I’ve been making beer for a number of years. One myth is that the first beer maker was some Egyptian who left his maypo out after breakfast and forgot about it. A few weeks later, he decided to drink the fermented, but sweet soup that had formed on the top. Wait 20 minutes. Holy Akhenaten! We’re on to something,
But despite this attractive story, and despite what you’ve seen in prison movies, it’s not that easy to make a decent hooch. There’s a self-limiting effect on getting high. It takes time and money to get properly loaded!
But what if you had this fantastic single malt that you could put into the Enterprise ‘food replicator’ and instantly make as many shots of Laphraoig as ya liked in an instant? Yeah, that might require some regulation. If it was that easy and cheap to make and distribute? All sorts of social ills would spring up pretty quickly.

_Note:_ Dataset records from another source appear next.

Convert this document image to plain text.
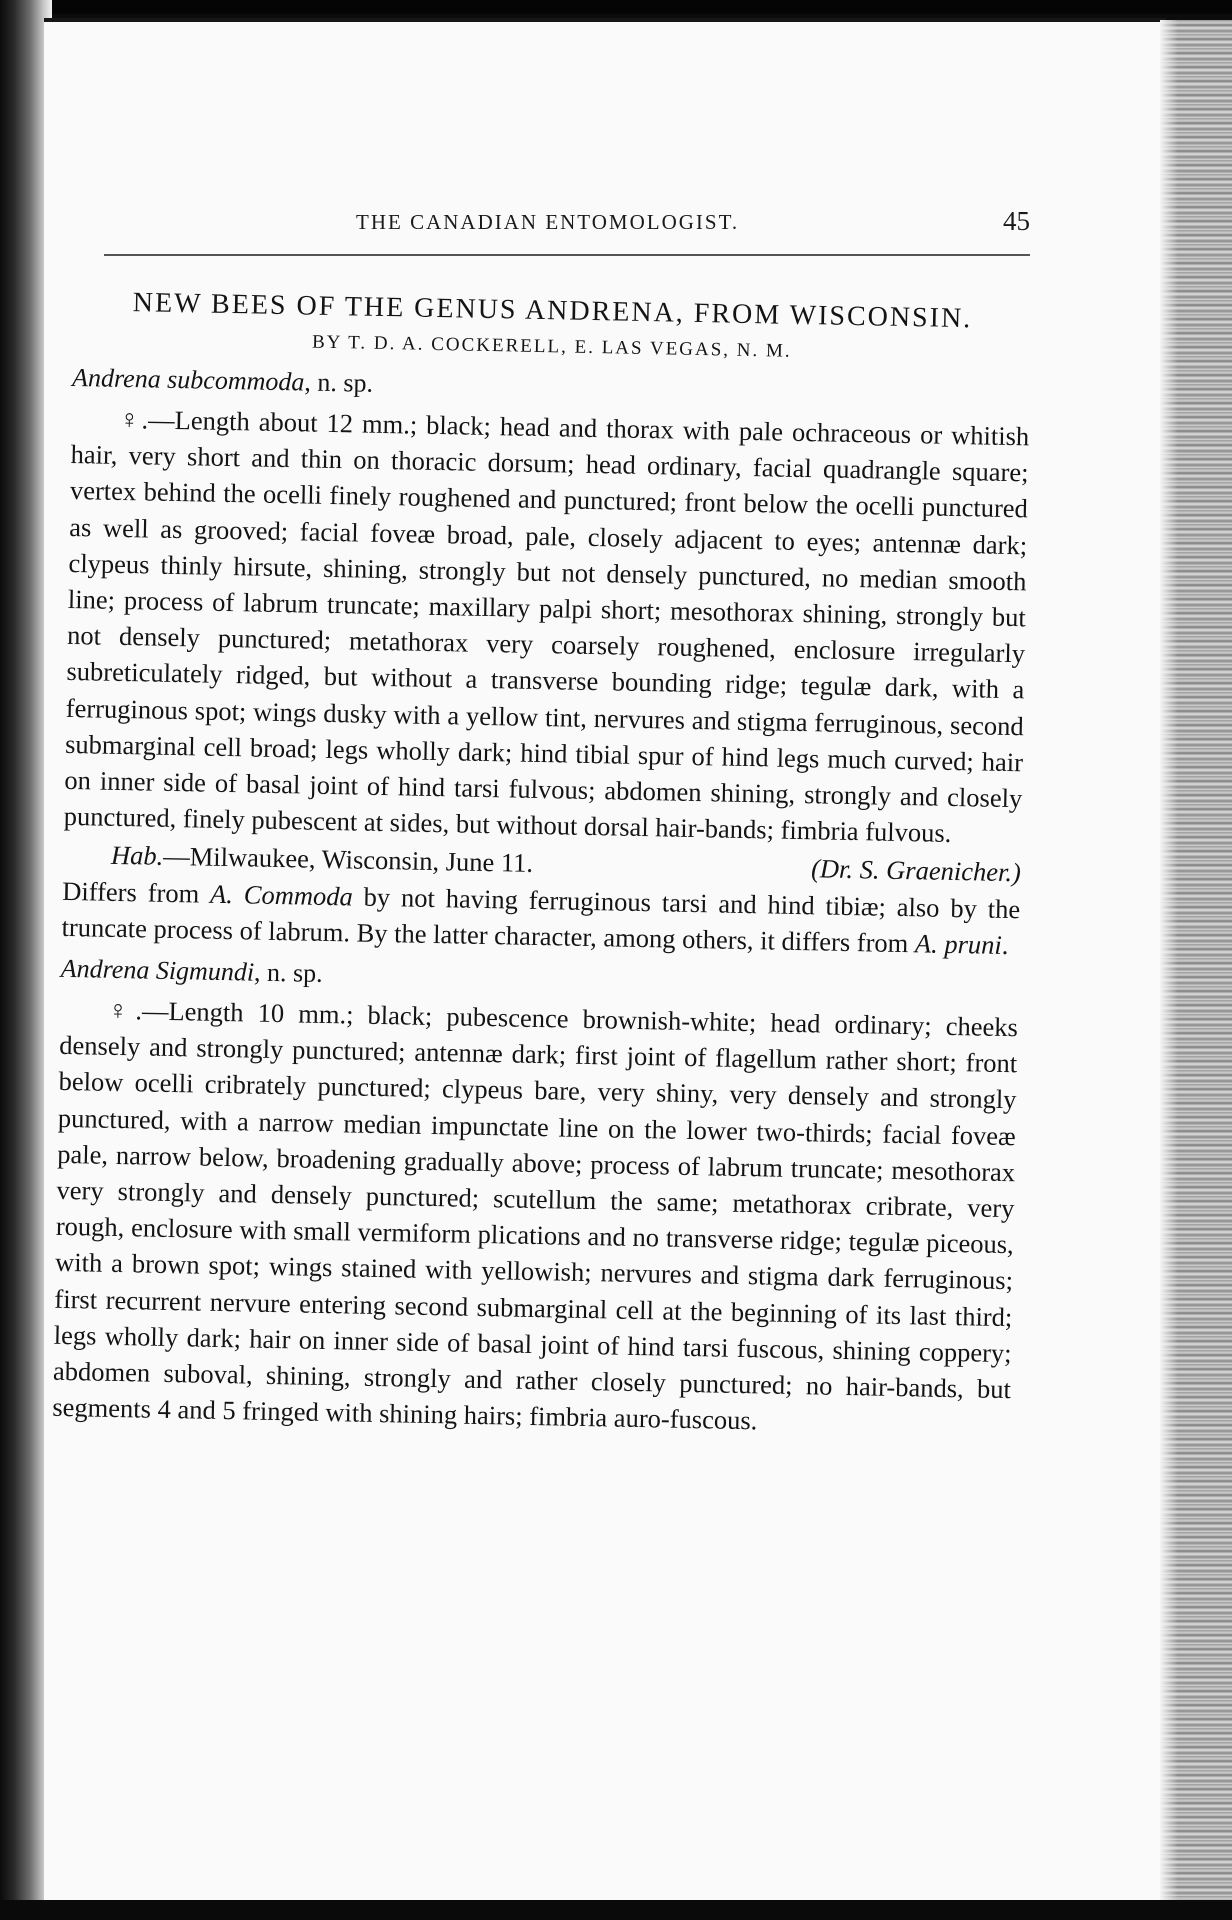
THE CANADIAN ENTOMOLOGIST.	45
NEW BEES OF THE GENUS ANDRENA, FROM WISCONSIN.
BY T. D. A. COCKERELL, E. LAS VEGAS, N. M.
Andrena subcommoda, n. sp.

♀.—Length about 12 mm.; black; head and thorax with pale ochraceous or whitish hair, very short and thin on thoracic dorsum; head ordinary, facial quadrangle square; vertex behind the ocelli finely roughened and punctured; front below the ocelli punctured as well as grooved; facial foveæ broad, pale, closely adjacent to eyes; antennæ dark; clypeus thinly hirsute, shining, strongly but not densely punctured, no median smooth line; process of labrum truncate; maxillary palpi short; mesothorax shining, strongly but not densely punctured; metathorax very coarsely roughened, enclosure irregularly subreticulately ridged, but without a transverse bounding ridge; tegulæ dark, with a ferruginous spot; wings dusky with a yellow tint, nervures and stigma ferruginous, second submarginal cell broad; legs wholly dark; hind tibial spur of hind legs much curved; hair on inner side of basal joint of hind tarsi fulvous; abdomen shining, strongly and closely punctured, finely pubescent at sides, but without dorsal hair-bands; fimbria fulvous.

Hab.—Milwaukee, Wisconsin, June 11.	(Dr. S. Graenicher.)

Differs from A. Commoda by not having ferruginous tarsi and hind tibiæ; also by the truncate process of labrum. By the latter character, among others, it differs from A. pruni.

Andrena Sigmundi, n. sp.

♀.—Length 10 mm.; black; pubescence brownish-white; head ordinary; cheeks densely and strongly punctured; antennæ dark; first joint of flagellum rather short; front below ocelli cribrately punctured; clypeus bare, very shiny, very densely and strongly punctured, with a narrow median impunctate line on the lower two-thirds; facial foveæ pale, narrow below, broadening gradually above; process of labrum truncate; mesothorax very strongly and densely punctured; scutellum the same; metathorax cribrate, very rough, enclosure with small vermiform plications and no transverse ridge; tegulæ piceous, with a brown spot; wings stained with yellowish; nervures and stigma dark ferruginous; first recurrent nervure entering second submarginal cell at the beginning of its last third; legs wholly dark; hair on inner side of basal joint of hind tarsi fuscous, shining coppery; abdomen suboval, shining, strongly and rather closely punctured; no hair-bands, but segments 4 and 5 fringed with shining hairs; fimbria auro-fuscous.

Current technology has made this scenario come true for music, which can now be perfectly copied and distributed for essentially no cost to thousands of people in a stroke.
I think part of the reason people don’t want to deal with piracy is because they live in denial about human nature. We want to believe that we are better than we are. But again, study after study of how people reallybehave when it comes to honesty/cheating/stealing have shown that ease is a huge determinant in whether or not people will abide by rules. If you make it too easy to cheat/steal and you make it clear that they will not get caught? Most of us will cheat or steal.
The ease is the problem. Is copy protection and law enforcement crappy? Sure. I hate it. But the fact is, when you make it that easy to steal? People steal.
If it were as easy to copy music as it is to make a decent home brew? I’d tell everyone to go right ahead and go for it. But as it is? Something has to be done because people will not control themselves. It’s human nature.